Rauschecker was part of a team that studied the brains of six blind people, including Jeannette Gerrard, a retired government worker who lives in Washington D.C. Gerrard has always relied on voices to identify people, and says that faces were never that important to her.
“I knew what my face looked like by touch,” she says, “and I figured a face was a face.”
So she was intrigued when researchers from Georgetown asked her to take part in an experiment that would eventually allow her to see faces using sound.
First, the scientists had Gerrard learn to use a special headset fitted with a small camera. By moving her head, Gerrard could make the camera scan across a drawing.
The device produced sounds. And as lines or curves came into the camera’s view, those sounds would change. The concept is a bit like tapping your way along a wall to find a stud behind the plaster.
With practice, Gerrard was able to interpret more complex sound patterns that revealed more complicated shapes. Eventually, “I could identify a face by listening to those sounds,” Gerrard says.

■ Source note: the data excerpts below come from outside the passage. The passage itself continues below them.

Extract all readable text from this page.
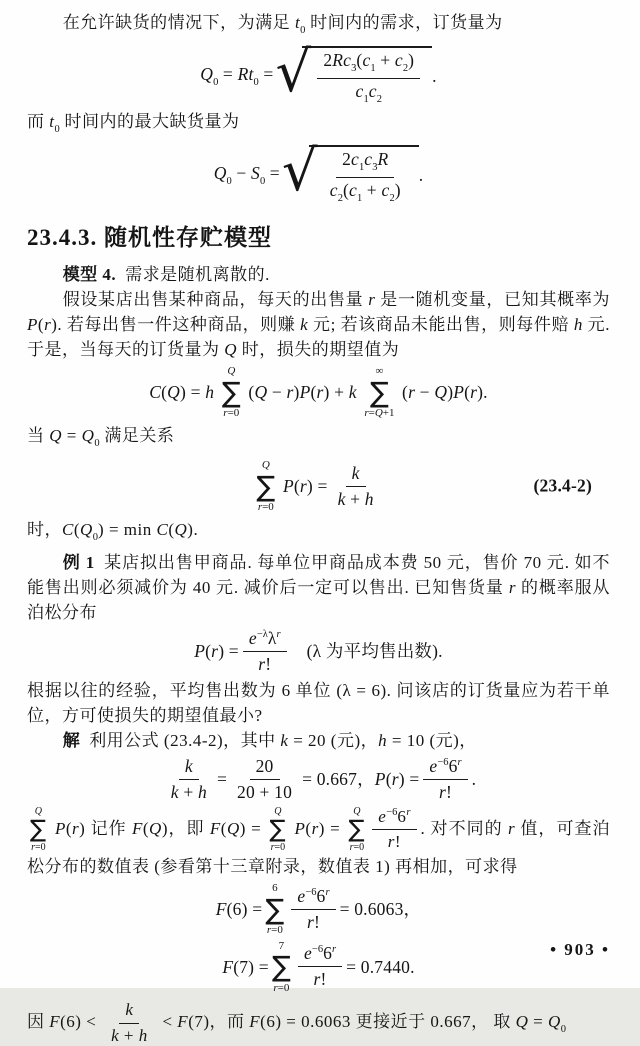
在允许缺货的情况下，为满足 $t_0$ 时间内的需求，订货量为

$Q_0 = Rt_0$ = √ $\frac{2Rc_3(c_1 + c_2)}{c_1c_2}$ .

而 $t_0$ 时间内的最大缺货量为

$Q_0 - S_0$ = √ $\frac{2c_1c_3R}{c_2(c_1 + c_2)}$ .
23.4.3. 随机性存贮模型

模型 4. 需求是随机离散的.

假设某店出售某种商品，每天的出售量 r 是一随机变量，已知其概率为 P(r). 若每出售一件这种商品，则赚 k 元; 若该商品未能出售，则每件赔 h 元. 于是，当每天的订货量为 Q 时，损失的期望值为

C(Q) = h
Q
∑
r=0
(Q − r)P(r) + k
∞
∑
r=Q+1
(r − Q)P(r).

当 $Q = Q_0$ 满足关系

Q
∑
r=0
$P(r) = \frac{k}{k + h}$	(23.4-2)

时，$C(Q_0) = \min C(Q)$.

例 1 某店拟出售甲商品. 每单位甲商品成本费 50 元，售价 70 元. 如不能售出则必须减价为 40 元. 减价后一定可以售出. 已知售货量 r 的概率服从泊松分布

$P(r) = \frac{e^{-\lambda}\lambda^r}{r!} (\lambda$ 为平均售出数).

根据以往的经验，平均售出数为 6 单位 (λ = 6). 问该店的订货量应为若干单位，方可使损失的期望值最小?

解 利用公式 (23.4-2)，其中 k = 20 (元)，h = 10 (元)，

$\frac{k}{k + h} = \frac{20}{20 + 10} = 0.667$，$P(r) = \frac{e^{-6}6^r}{r!}$ .

Q
∑
r=0
P(r) 记作 F(Q)，即 F(Q) =
Q
∑
r=0
P(r) =
Q
∑
$r=0 \frac{e^{-6}6^r}{r!}$ . 对不同的 r 值，可查泊松分布的数值表 (参看第十三章附录，数值表 1) 再相加，可求得

F(6) =
6
∑
$r=0 \frac{e^{-6}6^r}{r!} = 0.6063$，
F(7) =
7
∑
$r=0 \frac{e^{-6}6^r}{r!} = 0.7440$.

因 $F(6) < \frac{k}{k + h} < F(7)$，而 F(6) = 0.6063 更接近于 0.667， 取 $Q = Q_0$

• 903 •
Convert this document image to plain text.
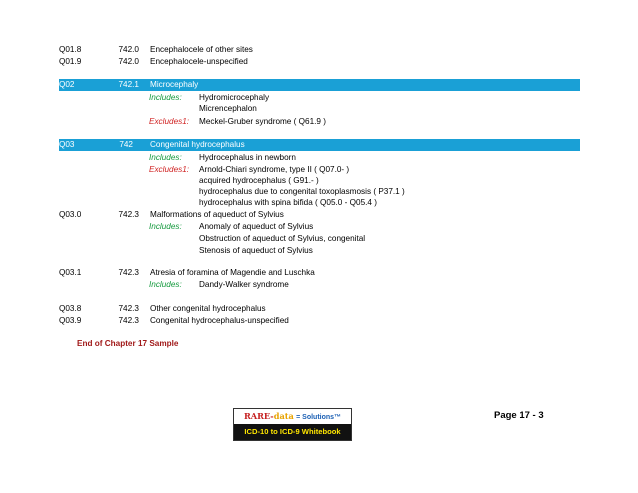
Q01.8	742.0 Encephalocele of other sites
Q01.9	742.0 Encephalocele-unspecified
Q02	742.1 Microcephaly
Includes: Hydromicrocephaly
Micrencephalon
Excludes1: Meckel-Gruber syndrome ( Q61.9 )
Q03	742 Congenital hydrocephalus
Includes: Hydrocephalus in newborn
Excludes1: Arnold-Chiari syndrome, type II ( Q07.0- )
acquired hydrocephalus ( G91.- )
hydrocephalus due to congenital toxoplasmosis ( P37.1 )
hydrocephalus with spina bifida ( Q05.0 - Q05.4 )
Q03.0	742.3 Malformations of aqueduct of Sylvius
Includes: Anomaly of aqueduct of Sylvius
Obstruction of aqueduct of Sylvius, congenital
Stenosis of aqueduct of Sylvius
Q03.1	742.3 Atresia of foramina of Magendie and Luschka
Includes: Dandy-Walker syndrome
Q03.8	742.3 Other congenital hydrocephalus
Q03.9	742.3 Congenital hydrocephalus-unspecified
End of Chapter 17 Sample
RARE-data = Solutions™
ICD-10 to ICD-9 Whitebook
Page 17 - 3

To find out how Gerrard was doing this, the Georgetown scientists put her in a brain scanner. The idea was to watch Gerrard’s brain while she was using sounds to recognize a simplified drawing of a face, says Paula Plaza, who was in charge of the experiment. “Our interest was looking into the brain,” she says. “What part of the brain is responsible for this perception?”

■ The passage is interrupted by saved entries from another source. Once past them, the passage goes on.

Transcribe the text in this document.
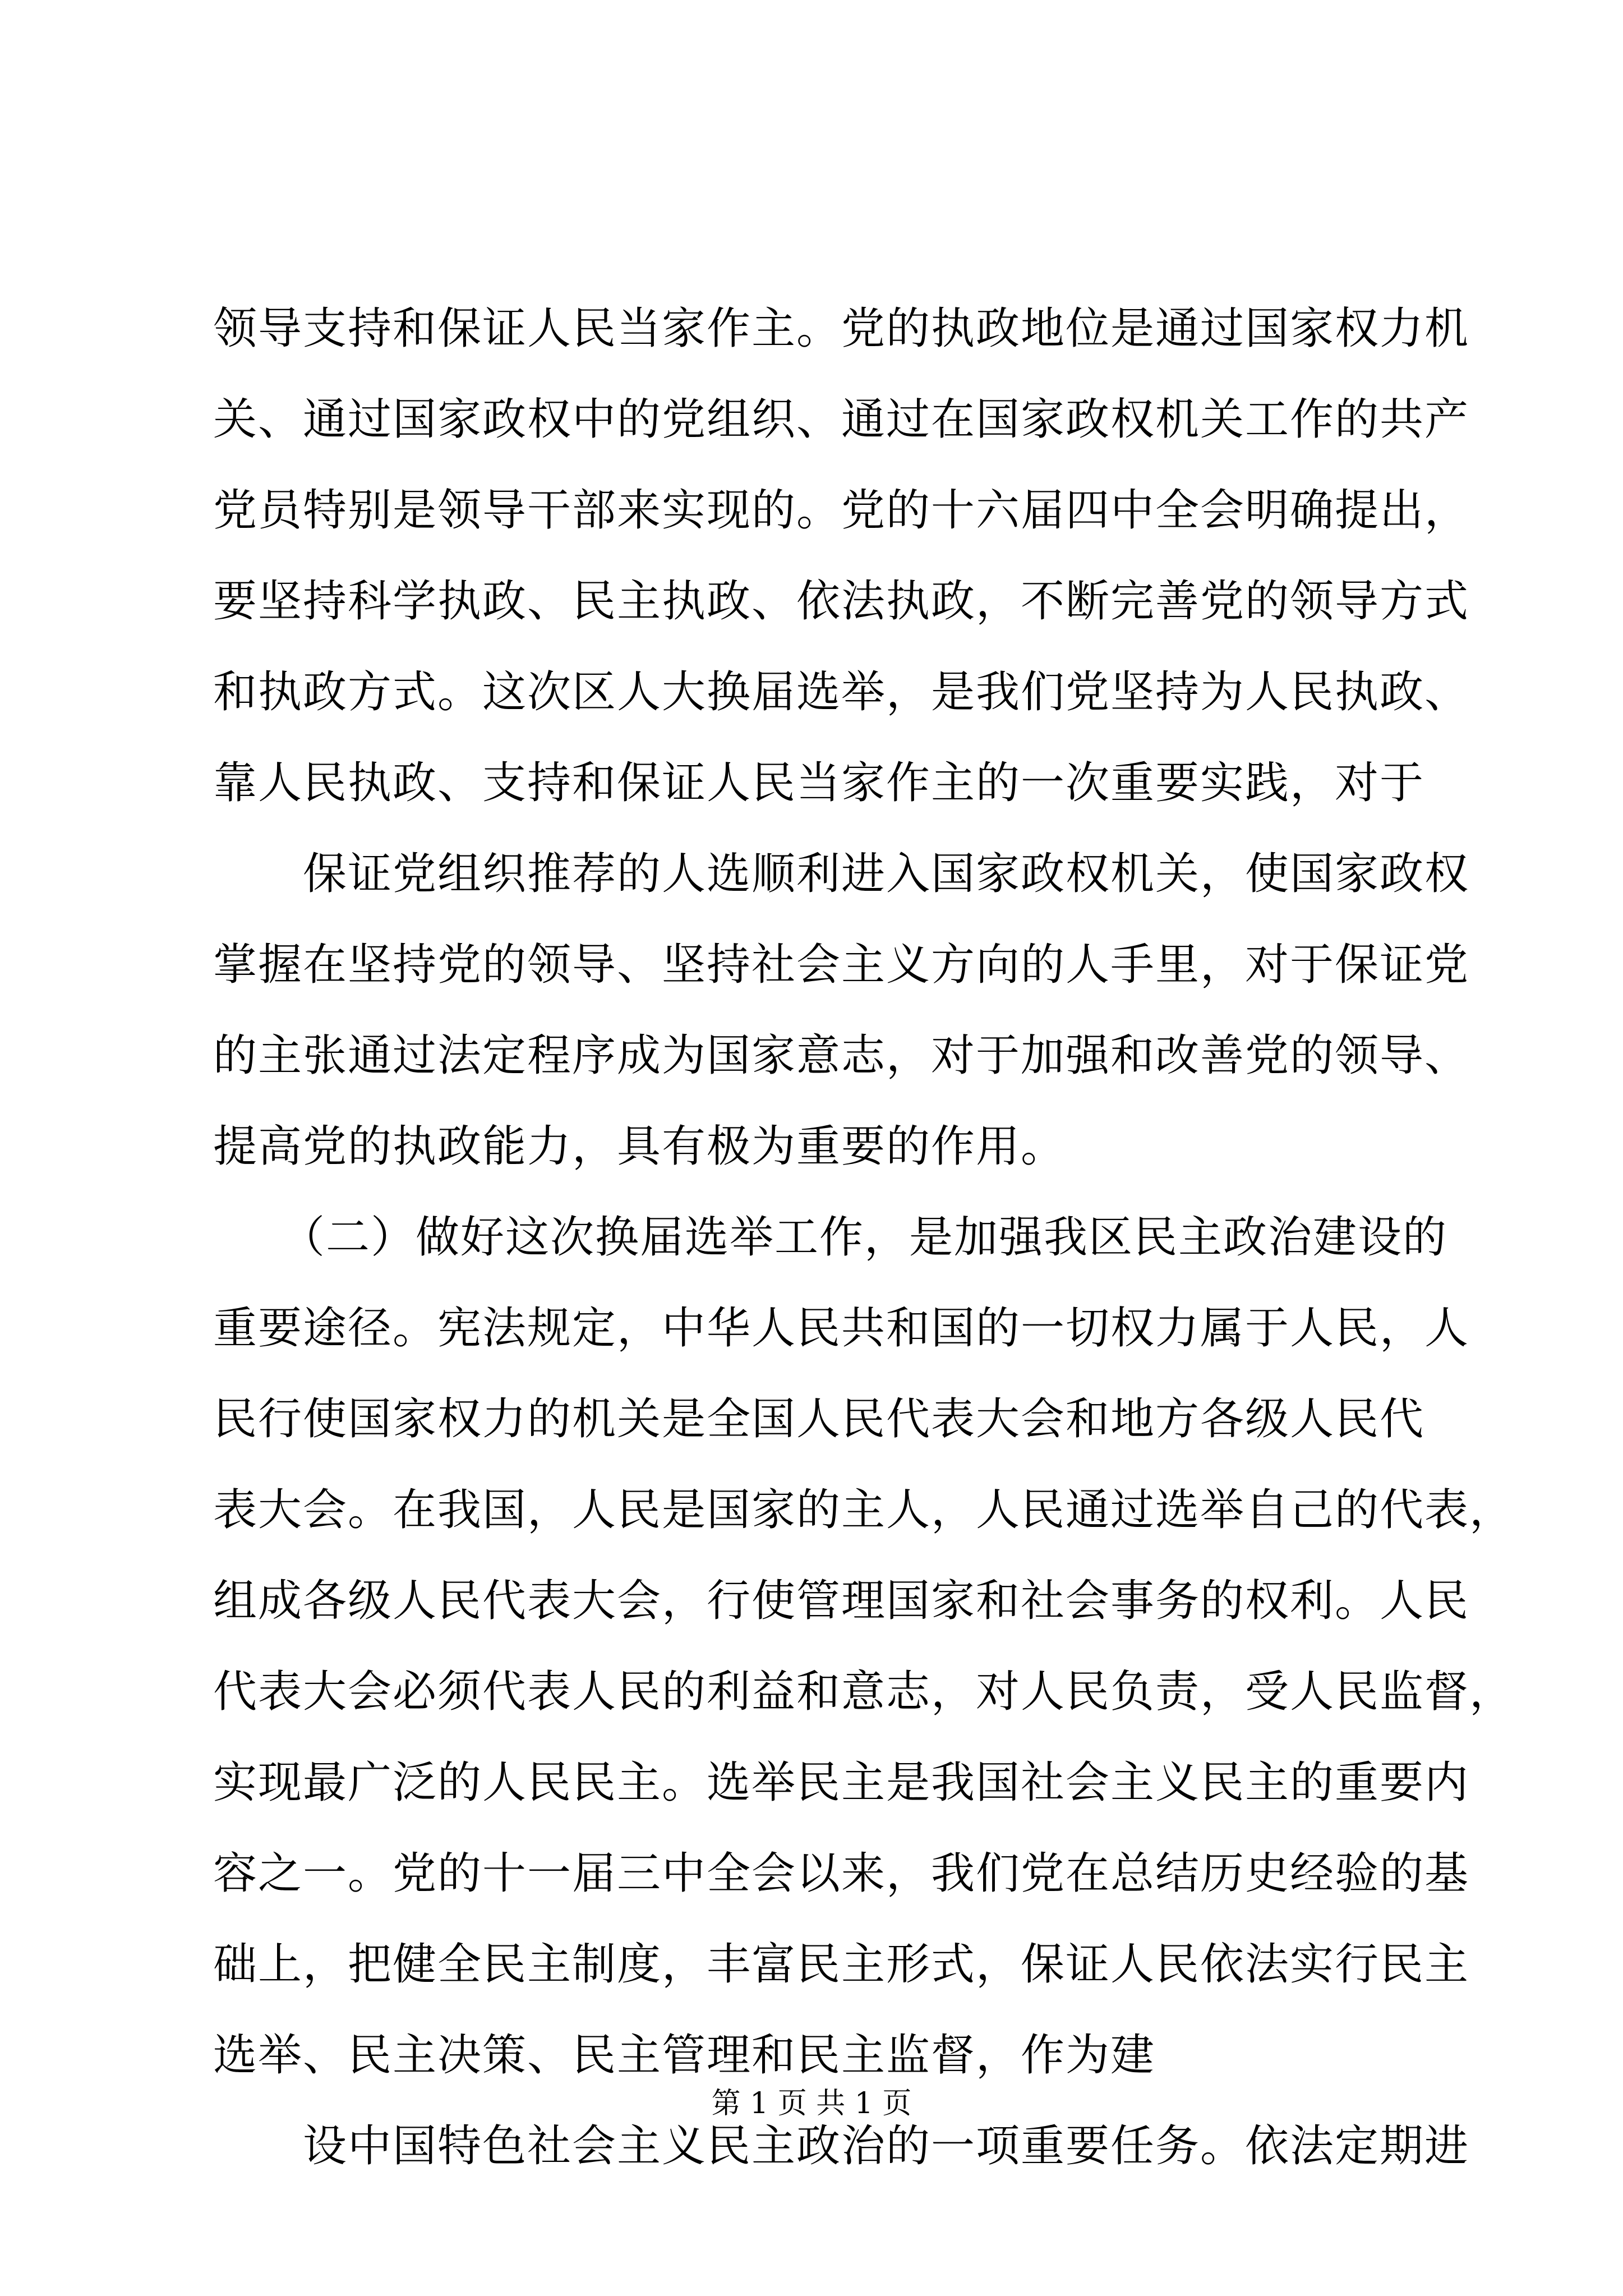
领导支持和保证人民当家作主。党的执政地位是通过国家权力机
关、通过国家政权中的党组织、通过在国家政权机关工作的共产
党员特别是领导干部来实现的。党的十六届四中全会明确提出，
要坚持科学执政、民主执政、依法执政，不断完善党的领导方式
和执政方式。这次区人大换届选举，是我们党坚持为人民执政、
靠人民执政、支持和保证人民当家作主的一次重要实践，对于
　　保证党组织推荐的人选顺利进入国家政权机关，使国家政权
掌握在坚持党的领导、坚持社会主义方向的人手里，对于保证党
的主张通过法定程序成为国家意志，对于加强和改善党的领导、
提高党的执政能力，具有极为重要的作用。
　　（二）做好这次换届选举工作，是加强我区民主政治建设的
重要途径。宪法规定，中华人民共和国的一切权力属于人民，人
民行使国家权力的机关是全国人民代表大会和地方各级人民代
表大会。在我国，人民是国家的主人，人民通过选举自己的代表，
组成各级人民代表大会，行使管理国家和社会事务的权利。人民
代表大会必须代表人民的利益和意志，对人民负责，受人民监督，
实现最广泛的人民民主。选举民主是我国社会主义民主的重要内
容之一。党的十一届三中全会以来，我们党在总结历史经验的基
础上，把健全民主制度，丰富民主形式，保证人民依法实行民主
选举、民主决策、民主管理和民主监督，作为建
　　设中国特色社会主义民主政治的一项重要任务。依法定期进
第 1 页 共 1 页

The team compared brain scans from the six blind people with the scans from 10 sighted people who were looking at the face drawings with their own eyes. The results were almost identical. In both groups, the image caused lots of activity in the left fusiform face area, a region of the brain “that always lights up when you see a face,” Rauschecker says.
In sighted people, the fusiform face area is connected to the brain’s visual system, he says. But in blind people it appears to be wired to circuits that process sounds. “So there is substantial reorganization in the brain of the blind,” Rauschecker says.
What’s remarkable is that despite this reorganization, the brain of a blind person retains the module devoted to facial recognition, Rauschecker says. That strongly suggests that the ability to recognize faces comes more from nature than nurture, he says.